Studies of the mechanisms responsible for the perception of cyclopean structure have revealed multiple processes, involving the action of multiple neural sites (Neri, 2004; Parker, 2007). Although there is evidence for a progression from absolute disparity selectivity in primary visual cortex to relative disparity selectivity in areas V2 and V4 (Fang et al., 2018; Thomas et al., 2002; Umeda et al., 2007), there is little consensus on either the nature of the transformations involved in this progression, or their computational purpose (cf., Assee & Qian, 2007; Hibbard & Goutcher, 2016; Zhaoping, 2002). Tyler (1975, 2012) has suggested a progression from initial disparity measurement units to units with frequency-tuned selectivity for depth sinusoids. The tuning properties of these “hypercyclopean” channels have been used to account for orientation dependencies in sensitivity to cyclopean form (Hibbard, 2005; Serrano-Pedraza & Read, 2010; Tyler & Kontsevich, 2001) and structure-related biases in perceived depth (Goutcher et al., 2018).

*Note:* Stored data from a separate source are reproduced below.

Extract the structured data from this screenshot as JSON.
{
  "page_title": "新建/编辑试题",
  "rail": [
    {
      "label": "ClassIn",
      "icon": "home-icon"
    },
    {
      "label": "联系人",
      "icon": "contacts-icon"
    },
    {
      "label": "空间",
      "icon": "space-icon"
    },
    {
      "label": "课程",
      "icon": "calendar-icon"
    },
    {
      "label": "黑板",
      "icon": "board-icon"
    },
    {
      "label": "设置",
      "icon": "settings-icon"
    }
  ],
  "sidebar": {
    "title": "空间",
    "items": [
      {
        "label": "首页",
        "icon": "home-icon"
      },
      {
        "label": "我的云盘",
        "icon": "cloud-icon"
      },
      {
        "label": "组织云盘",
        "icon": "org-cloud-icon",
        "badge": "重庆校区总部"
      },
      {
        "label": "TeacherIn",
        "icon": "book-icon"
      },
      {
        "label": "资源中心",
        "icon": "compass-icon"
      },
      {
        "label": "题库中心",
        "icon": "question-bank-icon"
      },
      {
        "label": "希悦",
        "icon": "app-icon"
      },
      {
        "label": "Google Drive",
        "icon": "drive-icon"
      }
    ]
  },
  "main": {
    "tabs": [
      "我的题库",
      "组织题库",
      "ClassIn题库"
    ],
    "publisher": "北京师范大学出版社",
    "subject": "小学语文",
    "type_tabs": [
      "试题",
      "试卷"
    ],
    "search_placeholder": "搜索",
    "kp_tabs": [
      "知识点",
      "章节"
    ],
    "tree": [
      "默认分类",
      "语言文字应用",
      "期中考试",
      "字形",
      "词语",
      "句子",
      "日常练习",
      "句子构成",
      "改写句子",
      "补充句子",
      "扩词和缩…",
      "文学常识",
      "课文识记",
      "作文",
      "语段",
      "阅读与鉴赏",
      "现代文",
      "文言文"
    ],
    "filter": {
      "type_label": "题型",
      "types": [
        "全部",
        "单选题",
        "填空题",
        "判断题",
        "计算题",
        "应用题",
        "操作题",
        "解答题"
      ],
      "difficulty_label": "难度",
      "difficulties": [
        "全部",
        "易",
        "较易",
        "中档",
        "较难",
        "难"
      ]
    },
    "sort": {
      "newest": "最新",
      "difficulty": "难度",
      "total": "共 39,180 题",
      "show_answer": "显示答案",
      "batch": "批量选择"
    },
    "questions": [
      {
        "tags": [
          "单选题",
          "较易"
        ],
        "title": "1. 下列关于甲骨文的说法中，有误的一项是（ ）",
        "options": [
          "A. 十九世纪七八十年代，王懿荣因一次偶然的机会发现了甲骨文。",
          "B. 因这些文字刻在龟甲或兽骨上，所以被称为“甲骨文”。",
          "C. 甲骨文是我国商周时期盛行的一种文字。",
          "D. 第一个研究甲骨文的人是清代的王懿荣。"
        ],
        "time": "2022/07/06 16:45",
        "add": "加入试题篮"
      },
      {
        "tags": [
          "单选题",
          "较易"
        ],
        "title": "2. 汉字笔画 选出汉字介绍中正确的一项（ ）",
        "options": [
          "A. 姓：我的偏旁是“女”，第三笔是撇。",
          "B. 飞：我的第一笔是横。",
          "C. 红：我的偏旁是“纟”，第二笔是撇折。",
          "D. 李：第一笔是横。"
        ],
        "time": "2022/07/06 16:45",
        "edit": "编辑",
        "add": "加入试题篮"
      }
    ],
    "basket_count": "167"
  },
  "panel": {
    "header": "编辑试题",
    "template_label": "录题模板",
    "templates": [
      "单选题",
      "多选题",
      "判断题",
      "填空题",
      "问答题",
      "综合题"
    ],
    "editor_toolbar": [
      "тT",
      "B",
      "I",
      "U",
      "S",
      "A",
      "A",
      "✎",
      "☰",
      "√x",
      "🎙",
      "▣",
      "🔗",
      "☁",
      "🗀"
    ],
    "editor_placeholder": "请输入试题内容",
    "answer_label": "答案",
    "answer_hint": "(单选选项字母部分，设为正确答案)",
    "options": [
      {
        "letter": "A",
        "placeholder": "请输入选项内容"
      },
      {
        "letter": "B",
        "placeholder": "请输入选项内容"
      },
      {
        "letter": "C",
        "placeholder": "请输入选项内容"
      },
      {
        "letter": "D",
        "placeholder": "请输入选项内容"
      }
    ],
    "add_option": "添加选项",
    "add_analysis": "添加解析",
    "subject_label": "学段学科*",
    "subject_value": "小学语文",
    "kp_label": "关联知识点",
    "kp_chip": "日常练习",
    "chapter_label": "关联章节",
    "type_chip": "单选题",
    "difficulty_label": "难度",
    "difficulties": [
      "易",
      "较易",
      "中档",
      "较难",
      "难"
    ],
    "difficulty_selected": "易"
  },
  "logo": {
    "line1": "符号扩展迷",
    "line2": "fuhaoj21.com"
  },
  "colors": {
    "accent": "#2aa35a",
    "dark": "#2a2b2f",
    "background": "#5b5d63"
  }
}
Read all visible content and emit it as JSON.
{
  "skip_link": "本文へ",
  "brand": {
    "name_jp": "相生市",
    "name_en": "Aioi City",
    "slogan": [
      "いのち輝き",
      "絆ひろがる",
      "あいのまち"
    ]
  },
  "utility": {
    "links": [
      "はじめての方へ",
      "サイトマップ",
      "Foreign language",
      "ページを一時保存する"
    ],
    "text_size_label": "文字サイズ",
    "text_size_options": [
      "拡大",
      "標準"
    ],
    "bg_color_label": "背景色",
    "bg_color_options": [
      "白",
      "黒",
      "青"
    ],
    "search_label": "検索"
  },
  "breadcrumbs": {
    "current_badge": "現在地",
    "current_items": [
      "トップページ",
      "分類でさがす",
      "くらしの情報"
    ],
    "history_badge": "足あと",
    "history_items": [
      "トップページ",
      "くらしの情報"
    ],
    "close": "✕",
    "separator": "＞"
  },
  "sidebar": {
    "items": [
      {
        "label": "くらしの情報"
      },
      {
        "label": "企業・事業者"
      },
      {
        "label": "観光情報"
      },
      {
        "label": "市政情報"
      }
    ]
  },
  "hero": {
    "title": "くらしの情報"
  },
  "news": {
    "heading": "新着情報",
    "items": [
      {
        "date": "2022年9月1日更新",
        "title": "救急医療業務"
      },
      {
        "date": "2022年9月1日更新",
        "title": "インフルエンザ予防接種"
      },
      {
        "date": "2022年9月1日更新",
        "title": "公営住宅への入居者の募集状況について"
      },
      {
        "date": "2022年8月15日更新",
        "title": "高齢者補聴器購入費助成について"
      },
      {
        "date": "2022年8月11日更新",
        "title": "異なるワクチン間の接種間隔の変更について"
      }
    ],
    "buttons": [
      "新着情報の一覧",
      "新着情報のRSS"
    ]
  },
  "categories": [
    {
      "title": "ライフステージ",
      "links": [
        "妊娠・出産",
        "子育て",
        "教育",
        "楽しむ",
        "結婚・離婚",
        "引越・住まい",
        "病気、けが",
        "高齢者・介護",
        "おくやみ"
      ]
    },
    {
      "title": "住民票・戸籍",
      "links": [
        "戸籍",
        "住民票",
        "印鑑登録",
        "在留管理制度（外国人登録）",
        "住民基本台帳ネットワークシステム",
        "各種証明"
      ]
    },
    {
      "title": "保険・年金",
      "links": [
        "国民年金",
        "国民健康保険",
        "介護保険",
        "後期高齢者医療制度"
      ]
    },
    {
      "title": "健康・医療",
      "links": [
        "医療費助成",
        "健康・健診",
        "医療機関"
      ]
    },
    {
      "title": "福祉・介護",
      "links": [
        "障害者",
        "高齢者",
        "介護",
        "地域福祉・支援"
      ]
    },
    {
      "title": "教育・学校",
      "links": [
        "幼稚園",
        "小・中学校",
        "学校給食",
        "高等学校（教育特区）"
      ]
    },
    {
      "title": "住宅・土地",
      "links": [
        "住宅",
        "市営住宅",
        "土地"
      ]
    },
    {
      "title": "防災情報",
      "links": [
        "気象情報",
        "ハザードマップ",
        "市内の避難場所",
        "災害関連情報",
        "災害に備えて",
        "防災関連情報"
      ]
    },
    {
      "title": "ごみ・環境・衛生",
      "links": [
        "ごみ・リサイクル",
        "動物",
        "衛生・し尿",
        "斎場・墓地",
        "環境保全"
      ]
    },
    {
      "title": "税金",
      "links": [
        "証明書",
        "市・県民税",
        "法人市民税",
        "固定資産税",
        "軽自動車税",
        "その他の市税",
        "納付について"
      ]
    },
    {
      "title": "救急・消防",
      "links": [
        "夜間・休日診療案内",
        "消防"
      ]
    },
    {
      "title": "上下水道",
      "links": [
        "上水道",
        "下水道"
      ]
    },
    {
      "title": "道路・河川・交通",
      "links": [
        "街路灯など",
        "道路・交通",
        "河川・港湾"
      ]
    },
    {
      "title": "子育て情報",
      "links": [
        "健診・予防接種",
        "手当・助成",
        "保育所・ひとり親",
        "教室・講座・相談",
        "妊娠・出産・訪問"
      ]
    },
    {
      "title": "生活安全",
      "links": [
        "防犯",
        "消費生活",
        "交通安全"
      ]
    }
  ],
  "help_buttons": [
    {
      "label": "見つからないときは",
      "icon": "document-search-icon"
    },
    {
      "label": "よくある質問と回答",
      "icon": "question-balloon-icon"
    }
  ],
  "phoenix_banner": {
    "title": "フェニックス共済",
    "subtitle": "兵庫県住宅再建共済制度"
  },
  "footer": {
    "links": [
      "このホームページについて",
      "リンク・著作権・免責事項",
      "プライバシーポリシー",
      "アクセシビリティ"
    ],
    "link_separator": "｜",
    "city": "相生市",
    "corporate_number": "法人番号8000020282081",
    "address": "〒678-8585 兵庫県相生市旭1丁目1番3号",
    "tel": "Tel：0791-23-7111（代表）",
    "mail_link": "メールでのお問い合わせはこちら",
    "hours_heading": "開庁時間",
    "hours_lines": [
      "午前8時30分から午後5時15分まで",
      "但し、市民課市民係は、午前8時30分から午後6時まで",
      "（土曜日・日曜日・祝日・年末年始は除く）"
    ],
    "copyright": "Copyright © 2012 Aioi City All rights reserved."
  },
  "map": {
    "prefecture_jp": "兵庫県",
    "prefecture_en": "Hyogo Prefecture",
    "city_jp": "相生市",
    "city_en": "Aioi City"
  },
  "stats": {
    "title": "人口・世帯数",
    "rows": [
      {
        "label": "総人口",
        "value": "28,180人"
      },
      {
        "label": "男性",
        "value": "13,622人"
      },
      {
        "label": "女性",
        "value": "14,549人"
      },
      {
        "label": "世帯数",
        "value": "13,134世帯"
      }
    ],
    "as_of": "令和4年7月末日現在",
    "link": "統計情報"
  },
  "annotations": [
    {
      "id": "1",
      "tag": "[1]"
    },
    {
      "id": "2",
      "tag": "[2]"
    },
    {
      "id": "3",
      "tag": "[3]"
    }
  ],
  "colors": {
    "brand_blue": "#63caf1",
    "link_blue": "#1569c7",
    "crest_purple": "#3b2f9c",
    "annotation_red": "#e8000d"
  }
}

Such mechanisms would encode much of the information contained within the dipole distributions examined here, although also subject to those aspects of measurement noise on which antiphase masking effects appear to depend. As discussed earlier, the effects of hypercyclopean processing may also provide a more biologically plausible basis for the cross-correlation model's dependence on large correlation windows for matching human performance. 
Conclusion
The experiments reported in this article demonstrate structure-dependent effects of cyclopean masking stimuli on the perception of disparity-defined form. Through comparison with two different modeling approaches, these effects are shown to be consistent with differing processing limitations. Although the effects of antiphase masks are consistent with processing limitations at the level of measurement noise, random disparity masks appear to impose a complexity-based limitation on performance, related to the description of the relative disparity content of the stimulus. Further use of these different mask types should prove useful in determining the mechanisms underlying these different aspects of cyclopean form perception. 
Acknowledgments
Commercial relationships: none. 
Corresponding author: Ross Goutcher. 
Email: ross.goutcher@stir.ac.uk. 
Address: Psychology Division, Faculty of Natural Sciences, University of Stirling, Stirling, UK.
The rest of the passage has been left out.